Recently, a two-star Chinese General, Liu Yazhou, warned the Communist Party and his People’s Liberation Army colleagues that, “China must either embrace US-style democracy or accept Soviet-style collapse”.
He continued: “If a system fails to let its citizens breathe freely and release their creativity to the maximum extent, and fails to place those who best represent the system and its people into leadership positions, it is certain to perish.”
These warnings were contained in an article he published in Hong Kong’s Phoenix magazine which is widely circulated in mainland china. Normally, such politically sensitive commentary would be extinguished immediately and the commentator jailed. However, somebody in the power elite is letting this general get away with murder. One wonders why. Particularly when his comments question the fundamentals of the state. Minor dissenters have had their careers and lives destroyed for less.
Something else is going on here.
Before commenting this issue further, let’s take a look at some of the fundamentals of Chinese society today. As you will read, none of these fundamentals provide fertile soil for criticism of the government. Thus General Liu's comments are both extraordinary and courageous. They remind me of two other courageous men in recent Chinese history - Prime Minister Liu Shao Qi, and General Peng De Huai who criticised Chairman Mao's disastrous policies and who paid a heavy price for doing so. They were true patriots.
Some fundamentals of the current system
China is a one party state: The Communist Party controls everything and will not tolerate dissent. Historically, China has always been a one-party state - a top-down society governed by an emperor for over two millennia, and by the Party since 1949. Nothing much has changed. Confucian philosophy supports this type of political structure.
China is a collective: It has always been thus. The harmony of the group is regarded as more important than the rights of any individual. The stability of the state is more important than human rights. These are fundamental values held by most Chinese people.
Respect for authority: Most Chinese people think of the government as a parent who is responsible for the welfare of the family. They expect the government to make decisions and to take care of them. It is only when the government fails in its duty of care that the people revolt.
Peasants: 700 or 800 million dirt-poor peasants in the hinterland of this vast country don’t care about politics. They only care about parish-pump basics. They never think about, let alone discuss, alternative systems of government. Should they ever become rich, their thinking would remain the same.
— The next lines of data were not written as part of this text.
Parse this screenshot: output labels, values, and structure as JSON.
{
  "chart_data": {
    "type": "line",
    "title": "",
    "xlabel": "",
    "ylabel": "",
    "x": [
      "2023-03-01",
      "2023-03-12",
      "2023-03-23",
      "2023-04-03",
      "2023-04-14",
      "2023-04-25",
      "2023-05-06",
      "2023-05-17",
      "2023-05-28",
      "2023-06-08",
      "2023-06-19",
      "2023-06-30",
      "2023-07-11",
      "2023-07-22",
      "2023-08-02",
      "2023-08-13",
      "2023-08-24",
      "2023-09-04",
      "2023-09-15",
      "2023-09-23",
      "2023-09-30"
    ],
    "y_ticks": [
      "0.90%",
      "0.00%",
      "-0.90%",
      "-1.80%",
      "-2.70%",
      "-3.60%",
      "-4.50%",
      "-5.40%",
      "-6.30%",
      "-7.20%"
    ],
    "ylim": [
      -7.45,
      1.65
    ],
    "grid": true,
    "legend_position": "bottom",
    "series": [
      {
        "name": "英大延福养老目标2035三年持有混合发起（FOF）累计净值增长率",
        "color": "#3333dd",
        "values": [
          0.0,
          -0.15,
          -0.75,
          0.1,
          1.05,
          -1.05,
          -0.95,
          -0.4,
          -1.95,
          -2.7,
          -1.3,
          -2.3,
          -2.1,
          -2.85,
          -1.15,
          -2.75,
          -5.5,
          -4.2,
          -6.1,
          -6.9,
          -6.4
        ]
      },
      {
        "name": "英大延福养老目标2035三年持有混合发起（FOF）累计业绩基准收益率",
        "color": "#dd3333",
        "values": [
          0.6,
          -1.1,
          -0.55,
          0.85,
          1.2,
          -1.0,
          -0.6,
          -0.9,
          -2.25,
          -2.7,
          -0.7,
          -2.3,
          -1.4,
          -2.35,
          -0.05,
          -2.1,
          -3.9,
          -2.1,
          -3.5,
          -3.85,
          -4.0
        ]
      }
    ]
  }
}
Wealth: Money - not politics or religion - is worshiped in China. I have friends here who are recent converts to Buddhism, not because they long for inner peace, but because they want to pray for wealth. Chairman Mao was right to label Buddhism in China as a superstition.
Middle-class Chinese: Many members of this growing segment of Chinese society swallow their dislike for the one-party system because at the moment they are benefiting from it. They are growing richer, and in China to be rich is glorious (quote from Deng Xiao Ping). Wealth gives them access to government patronage. At the moment they are not about to bite the hand that feeds them. The middle-class is selfish. It will take a severe recession to get these cynics grumbling openly.
Educated and talented people: These folk who are not part of the power-elite, are the only group in china who are dissatisfied with the current system. In reality, they pose no threat to the existing structure because: (i) the government keeps a close eye on them and punishes any public expression of dissatisfaction; and (ii) they are an underground minority. Their numbers are such a small proportion of China’s 1.3 billion population that they can generally be ignored. They have no power base.